As the prominence of social media continues to grow, new statistics show that Americans expect their businesses to have a presence on these networks. More specifically, they want to see CEOs use social media to connect with their customers. The Global Street Fight Study from Harris Poll and G&S Business Communications has found that 64 percent of Americans think it's important for senior business leaders to have an active social media account.
"There's been a lot of industry buzz encouraging CEOs and other senior business leaders to engage on social media, but not much has been said about what the general public expects from senior leaders once they start posting, tweeting and sharing," said Steve Halsey, G&S principal and managing director of business consulting.
Americans see CEOs' presence on social media as their effort to keep customers up-to-date on the latest happenings with their companies, whether it pertains to new products or investments. Only 16 percent view CEOs' social media usage as story-telling - Americans expect to receive factual information from them on networks, such as Facebook and Twitter.

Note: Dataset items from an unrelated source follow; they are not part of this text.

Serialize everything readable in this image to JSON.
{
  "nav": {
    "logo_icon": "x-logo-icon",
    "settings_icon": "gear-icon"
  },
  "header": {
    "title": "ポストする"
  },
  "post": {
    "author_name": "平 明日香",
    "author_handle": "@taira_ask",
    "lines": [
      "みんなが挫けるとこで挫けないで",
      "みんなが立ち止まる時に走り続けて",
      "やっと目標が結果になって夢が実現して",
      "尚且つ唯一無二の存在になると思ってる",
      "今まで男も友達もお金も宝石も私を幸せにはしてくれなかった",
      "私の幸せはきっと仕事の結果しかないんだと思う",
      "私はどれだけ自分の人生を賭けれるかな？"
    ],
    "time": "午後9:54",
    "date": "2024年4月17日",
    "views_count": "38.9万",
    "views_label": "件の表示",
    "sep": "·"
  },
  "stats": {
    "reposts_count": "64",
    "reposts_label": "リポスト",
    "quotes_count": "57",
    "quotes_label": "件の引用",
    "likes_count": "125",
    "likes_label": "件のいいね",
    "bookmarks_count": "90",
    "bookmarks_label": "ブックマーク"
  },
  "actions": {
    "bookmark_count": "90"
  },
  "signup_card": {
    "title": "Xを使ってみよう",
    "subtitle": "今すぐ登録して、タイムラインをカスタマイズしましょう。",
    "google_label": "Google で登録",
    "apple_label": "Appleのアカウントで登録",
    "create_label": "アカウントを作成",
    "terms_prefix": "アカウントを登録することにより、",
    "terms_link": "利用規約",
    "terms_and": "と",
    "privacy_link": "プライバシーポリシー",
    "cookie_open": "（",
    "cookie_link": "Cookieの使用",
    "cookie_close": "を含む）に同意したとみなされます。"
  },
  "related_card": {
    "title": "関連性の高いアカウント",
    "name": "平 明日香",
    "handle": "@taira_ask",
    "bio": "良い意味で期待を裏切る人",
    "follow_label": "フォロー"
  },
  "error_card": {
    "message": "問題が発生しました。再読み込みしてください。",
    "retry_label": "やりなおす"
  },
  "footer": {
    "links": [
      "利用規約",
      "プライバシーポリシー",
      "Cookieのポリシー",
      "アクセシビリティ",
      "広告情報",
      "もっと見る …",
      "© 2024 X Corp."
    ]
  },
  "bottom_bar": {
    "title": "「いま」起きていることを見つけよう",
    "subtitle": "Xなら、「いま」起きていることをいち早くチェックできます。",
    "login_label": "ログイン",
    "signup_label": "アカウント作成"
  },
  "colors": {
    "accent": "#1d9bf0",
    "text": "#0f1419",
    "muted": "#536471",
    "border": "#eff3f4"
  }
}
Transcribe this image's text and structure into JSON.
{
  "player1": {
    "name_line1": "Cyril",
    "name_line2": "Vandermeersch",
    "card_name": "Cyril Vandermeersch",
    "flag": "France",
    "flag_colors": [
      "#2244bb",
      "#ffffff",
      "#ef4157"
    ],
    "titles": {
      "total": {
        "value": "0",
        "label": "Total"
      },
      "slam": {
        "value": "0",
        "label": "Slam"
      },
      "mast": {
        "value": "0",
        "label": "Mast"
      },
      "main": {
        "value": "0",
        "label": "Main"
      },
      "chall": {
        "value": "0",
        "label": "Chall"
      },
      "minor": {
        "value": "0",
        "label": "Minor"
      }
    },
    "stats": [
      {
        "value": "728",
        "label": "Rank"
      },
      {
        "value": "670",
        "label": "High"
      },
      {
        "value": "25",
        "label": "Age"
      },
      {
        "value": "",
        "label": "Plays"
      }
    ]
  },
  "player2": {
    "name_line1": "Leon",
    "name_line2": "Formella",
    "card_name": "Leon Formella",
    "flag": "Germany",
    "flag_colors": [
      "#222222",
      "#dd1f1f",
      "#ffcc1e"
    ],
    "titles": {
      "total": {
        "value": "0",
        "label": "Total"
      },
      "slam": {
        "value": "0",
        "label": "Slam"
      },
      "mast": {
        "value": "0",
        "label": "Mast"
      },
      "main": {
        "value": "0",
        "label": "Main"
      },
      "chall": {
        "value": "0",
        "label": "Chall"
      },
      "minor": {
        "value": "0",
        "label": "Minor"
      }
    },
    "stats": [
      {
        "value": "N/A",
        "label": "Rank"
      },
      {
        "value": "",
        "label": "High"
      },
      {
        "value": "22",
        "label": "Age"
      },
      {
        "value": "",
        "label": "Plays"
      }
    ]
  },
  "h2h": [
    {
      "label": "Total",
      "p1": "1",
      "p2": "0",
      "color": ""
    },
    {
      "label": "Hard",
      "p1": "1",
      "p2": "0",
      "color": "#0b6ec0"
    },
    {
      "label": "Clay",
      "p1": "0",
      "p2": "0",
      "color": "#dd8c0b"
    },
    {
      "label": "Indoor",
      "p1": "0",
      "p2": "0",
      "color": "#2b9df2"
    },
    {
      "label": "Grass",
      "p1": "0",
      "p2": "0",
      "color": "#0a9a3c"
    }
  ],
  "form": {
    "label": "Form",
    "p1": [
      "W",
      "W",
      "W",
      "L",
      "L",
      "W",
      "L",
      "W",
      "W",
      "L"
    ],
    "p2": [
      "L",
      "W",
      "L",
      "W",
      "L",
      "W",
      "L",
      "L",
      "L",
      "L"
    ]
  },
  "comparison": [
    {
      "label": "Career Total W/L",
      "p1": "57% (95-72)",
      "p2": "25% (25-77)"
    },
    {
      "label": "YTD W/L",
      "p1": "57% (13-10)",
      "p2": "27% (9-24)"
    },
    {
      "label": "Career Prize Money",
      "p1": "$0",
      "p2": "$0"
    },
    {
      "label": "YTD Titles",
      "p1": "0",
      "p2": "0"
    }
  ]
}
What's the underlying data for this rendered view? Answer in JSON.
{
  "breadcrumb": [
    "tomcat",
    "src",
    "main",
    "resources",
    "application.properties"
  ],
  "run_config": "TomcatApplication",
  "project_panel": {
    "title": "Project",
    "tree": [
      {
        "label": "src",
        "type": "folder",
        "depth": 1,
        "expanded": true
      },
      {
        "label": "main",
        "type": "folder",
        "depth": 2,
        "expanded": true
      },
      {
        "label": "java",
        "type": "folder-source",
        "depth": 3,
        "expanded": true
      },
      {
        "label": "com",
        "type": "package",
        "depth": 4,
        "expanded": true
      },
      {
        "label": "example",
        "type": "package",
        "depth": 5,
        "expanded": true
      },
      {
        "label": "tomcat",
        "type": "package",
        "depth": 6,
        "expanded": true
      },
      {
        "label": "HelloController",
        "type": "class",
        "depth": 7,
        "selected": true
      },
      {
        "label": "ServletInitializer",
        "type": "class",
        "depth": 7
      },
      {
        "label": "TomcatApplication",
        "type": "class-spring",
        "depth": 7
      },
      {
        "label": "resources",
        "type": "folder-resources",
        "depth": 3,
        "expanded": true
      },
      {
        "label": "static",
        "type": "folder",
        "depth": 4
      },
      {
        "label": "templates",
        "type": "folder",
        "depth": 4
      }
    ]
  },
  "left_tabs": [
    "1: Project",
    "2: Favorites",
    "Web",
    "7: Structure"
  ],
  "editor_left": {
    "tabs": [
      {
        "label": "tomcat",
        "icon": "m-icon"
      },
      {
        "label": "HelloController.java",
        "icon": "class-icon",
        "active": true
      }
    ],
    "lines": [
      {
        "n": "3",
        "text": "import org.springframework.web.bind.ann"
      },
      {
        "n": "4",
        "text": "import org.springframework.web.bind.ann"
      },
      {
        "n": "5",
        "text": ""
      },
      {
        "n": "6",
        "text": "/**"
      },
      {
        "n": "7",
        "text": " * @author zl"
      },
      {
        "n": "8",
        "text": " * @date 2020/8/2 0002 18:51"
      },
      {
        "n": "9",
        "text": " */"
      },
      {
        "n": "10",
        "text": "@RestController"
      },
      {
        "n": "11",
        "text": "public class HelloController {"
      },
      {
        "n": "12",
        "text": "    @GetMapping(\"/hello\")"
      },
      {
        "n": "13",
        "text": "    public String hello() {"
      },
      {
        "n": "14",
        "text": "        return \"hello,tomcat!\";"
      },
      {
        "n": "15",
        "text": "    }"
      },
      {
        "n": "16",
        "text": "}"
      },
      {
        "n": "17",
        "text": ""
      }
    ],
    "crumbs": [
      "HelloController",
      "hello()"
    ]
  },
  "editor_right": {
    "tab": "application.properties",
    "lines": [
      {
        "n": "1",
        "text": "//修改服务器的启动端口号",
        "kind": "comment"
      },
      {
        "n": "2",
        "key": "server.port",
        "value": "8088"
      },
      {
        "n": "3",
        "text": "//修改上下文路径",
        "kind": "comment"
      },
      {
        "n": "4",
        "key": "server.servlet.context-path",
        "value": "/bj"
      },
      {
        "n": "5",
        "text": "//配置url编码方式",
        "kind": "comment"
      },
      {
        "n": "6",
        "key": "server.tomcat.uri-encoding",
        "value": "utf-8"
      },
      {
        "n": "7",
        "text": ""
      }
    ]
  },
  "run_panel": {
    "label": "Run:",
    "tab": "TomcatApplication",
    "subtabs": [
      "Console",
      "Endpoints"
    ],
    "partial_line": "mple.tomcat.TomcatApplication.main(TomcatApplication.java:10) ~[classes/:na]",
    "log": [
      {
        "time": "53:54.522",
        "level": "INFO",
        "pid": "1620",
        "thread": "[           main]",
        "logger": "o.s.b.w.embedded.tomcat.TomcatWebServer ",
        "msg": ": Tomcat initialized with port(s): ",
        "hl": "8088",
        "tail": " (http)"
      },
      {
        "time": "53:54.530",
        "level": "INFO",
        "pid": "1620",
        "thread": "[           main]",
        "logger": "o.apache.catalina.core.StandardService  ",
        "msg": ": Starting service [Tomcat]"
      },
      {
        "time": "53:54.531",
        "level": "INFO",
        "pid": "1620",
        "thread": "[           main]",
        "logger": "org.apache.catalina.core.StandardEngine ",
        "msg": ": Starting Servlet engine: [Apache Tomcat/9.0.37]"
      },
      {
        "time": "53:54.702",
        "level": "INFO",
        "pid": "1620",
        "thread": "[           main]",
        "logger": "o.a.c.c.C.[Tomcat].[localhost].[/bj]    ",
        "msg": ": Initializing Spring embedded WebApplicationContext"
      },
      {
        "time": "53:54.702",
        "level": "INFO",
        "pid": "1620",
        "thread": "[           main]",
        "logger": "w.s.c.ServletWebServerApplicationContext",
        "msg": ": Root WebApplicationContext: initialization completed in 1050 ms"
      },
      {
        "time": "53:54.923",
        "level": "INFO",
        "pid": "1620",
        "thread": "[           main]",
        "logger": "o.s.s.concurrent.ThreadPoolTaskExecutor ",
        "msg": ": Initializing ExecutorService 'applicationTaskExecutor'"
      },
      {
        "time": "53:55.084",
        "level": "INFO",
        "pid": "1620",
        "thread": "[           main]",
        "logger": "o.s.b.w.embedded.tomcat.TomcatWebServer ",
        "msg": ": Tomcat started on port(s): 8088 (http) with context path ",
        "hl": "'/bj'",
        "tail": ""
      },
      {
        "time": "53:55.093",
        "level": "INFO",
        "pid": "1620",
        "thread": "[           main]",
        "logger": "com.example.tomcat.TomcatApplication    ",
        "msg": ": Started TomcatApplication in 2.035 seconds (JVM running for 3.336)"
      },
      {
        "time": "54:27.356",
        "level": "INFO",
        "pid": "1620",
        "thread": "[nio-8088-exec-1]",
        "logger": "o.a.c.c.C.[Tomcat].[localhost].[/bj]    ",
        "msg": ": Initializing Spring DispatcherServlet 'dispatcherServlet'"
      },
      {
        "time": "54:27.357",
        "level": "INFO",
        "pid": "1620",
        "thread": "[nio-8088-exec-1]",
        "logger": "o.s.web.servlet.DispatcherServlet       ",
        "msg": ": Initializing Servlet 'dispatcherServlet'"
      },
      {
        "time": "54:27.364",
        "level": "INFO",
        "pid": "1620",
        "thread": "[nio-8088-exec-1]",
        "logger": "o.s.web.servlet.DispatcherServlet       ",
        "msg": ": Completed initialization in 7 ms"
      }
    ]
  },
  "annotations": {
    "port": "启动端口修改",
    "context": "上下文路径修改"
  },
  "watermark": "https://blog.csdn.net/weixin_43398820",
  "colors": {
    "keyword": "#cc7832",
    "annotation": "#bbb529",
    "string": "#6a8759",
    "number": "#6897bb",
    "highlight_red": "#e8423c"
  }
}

"On social media, the voice of senior leadership and the company appear to be one and the same in the minds of most Americans," said Carol Gstalder, Nielsen senior vice president of consumer insights and co-author of the annual Global Street Fight survey. "Four in 10 Americans follow senior leaders on social media and what senior leaders communicate shapes how the public perceives the reputation of the company. This is incredibly significant from a corporate communications stand point in terms of building reputational equity, influencing stakeholder behavior, and drawing on that equity in times of crisis."
As one might expect, younger generations are more likely to keep up with senior business leaders and brands via social media. About 63 percent of Millennials and 58 percent of Gen Xers hear about what's going on with companies on social media, as opposed to other channels. Furthermore, 53 percent of Millennials and 47 percent of young Gen Xers place more trust in company information they read on social media.
"Social media gives the public a unique opportunity to see a company through the lens of its leader and for senior leaders to listen through the lens of their stakeholders," Hasley continued.
A total of 2,018 American adults were surveyed for the study in March 2016.